9. See, for example, Papadopoulos (Citation2010) and Bailey (Citation2011).

10. Full details of the legislation can be found on the UK government legislation Web site (http://www.legislation.gov.uk/ukpga/2008/4/section/63).

11. Culturally specific understandings of race mean that although this research found some hesitancy around “speaking race” in a British context, focus groups run in different national contexts may well offer less (or indeed more) reluctance.

12. Which, interestingly, was far more prevalent in pornography that involved condom use.

13. Cum-play is a colloquial term for a range of practices that involve ejaculate. These include using a finger or penis to “push” semen into an anus, licking cum and then exchanging it orally, pushing semen that has been ejaculated into the anus back out, licking or sucking semen out of an anus (“felching”), drinking semen, masturbating using semen as lubricant, and a plethora of other acts.

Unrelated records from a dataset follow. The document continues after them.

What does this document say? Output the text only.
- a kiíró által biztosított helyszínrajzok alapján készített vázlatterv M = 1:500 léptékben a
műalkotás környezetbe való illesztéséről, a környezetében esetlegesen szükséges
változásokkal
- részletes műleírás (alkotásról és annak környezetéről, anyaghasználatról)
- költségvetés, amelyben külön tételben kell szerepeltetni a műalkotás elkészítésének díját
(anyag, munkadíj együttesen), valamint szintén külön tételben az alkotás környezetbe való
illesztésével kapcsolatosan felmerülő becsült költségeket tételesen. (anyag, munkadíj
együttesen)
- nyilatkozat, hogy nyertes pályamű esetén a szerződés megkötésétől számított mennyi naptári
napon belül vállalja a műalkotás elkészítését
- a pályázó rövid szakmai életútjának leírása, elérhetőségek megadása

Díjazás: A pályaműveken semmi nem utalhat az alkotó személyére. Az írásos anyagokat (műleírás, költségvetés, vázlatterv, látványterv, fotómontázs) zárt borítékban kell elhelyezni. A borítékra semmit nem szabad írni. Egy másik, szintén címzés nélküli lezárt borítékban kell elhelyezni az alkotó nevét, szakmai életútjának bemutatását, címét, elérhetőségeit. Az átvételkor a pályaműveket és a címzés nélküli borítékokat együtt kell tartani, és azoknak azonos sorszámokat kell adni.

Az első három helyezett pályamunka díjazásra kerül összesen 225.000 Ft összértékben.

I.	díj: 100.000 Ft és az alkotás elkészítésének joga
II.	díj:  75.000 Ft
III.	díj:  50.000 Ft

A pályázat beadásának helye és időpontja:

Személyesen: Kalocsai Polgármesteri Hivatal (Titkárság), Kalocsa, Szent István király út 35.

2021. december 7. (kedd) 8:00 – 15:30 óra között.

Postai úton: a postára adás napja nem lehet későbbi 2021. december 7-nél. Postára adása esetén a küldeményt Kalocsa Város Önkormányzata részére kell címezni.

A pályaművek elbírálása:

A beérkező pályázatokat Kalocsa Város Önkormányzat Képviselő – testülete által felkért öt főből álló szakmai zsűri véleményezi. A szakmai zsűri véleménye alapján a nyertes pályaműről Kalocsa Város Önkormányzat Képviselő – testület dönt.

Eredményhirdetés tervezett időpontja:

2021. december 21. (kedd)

14. Of note here is Elliot’s (Citation2009) analysis of Lum’s experimental film, Indelible (2004), in which he makes an argument for identifying semen (particularly when not aligned with reproduction) as an abject material, noting that such abjection comes from semen’s “association with fatally infectious sexually transmitted disease in unprotected sex” (p. 146).

15. Indeed, the invisibility of HIV was a key issue within HIV campaigns throughout the 1980s and 1990s. Within gay men’s health promotion, the fact that HIV was undetectable to the human eye and the contemporaneous understanding that HIV status could not be “read” on the body of a sexual partner were central messages disseminated through advertising material.

16. This is not to suggest that ejaculation and ejaculate are not faked in pornography (whether gay or straight). Escoffier (Citation2007) reports one performer confessing that he once used hand cream in lieu of being able to achieve an orgasm during a performance.

17. Indeed, while some directors include a declaration regarding the negative status of their performers, gay men’s high degree of knowledge of HIV testing (see Sigma, Citation2011) and infection would suggest that they are aware that screening requires a 3-month window and retesting at the end of this period to ensure an accurate picture of an individual’s HIV status.

18. Such as negotiated, unprotected sex between monogamous partners who have tested for STIs together beforehand.

19. All claims that the authors of this article strongly refute. One need only point toward the recent forays into UAI by big-name gay male studios such as Sean Cody and Blake Mason for evidence that representing condomless sex remains an integral part of the gay male pornoscape.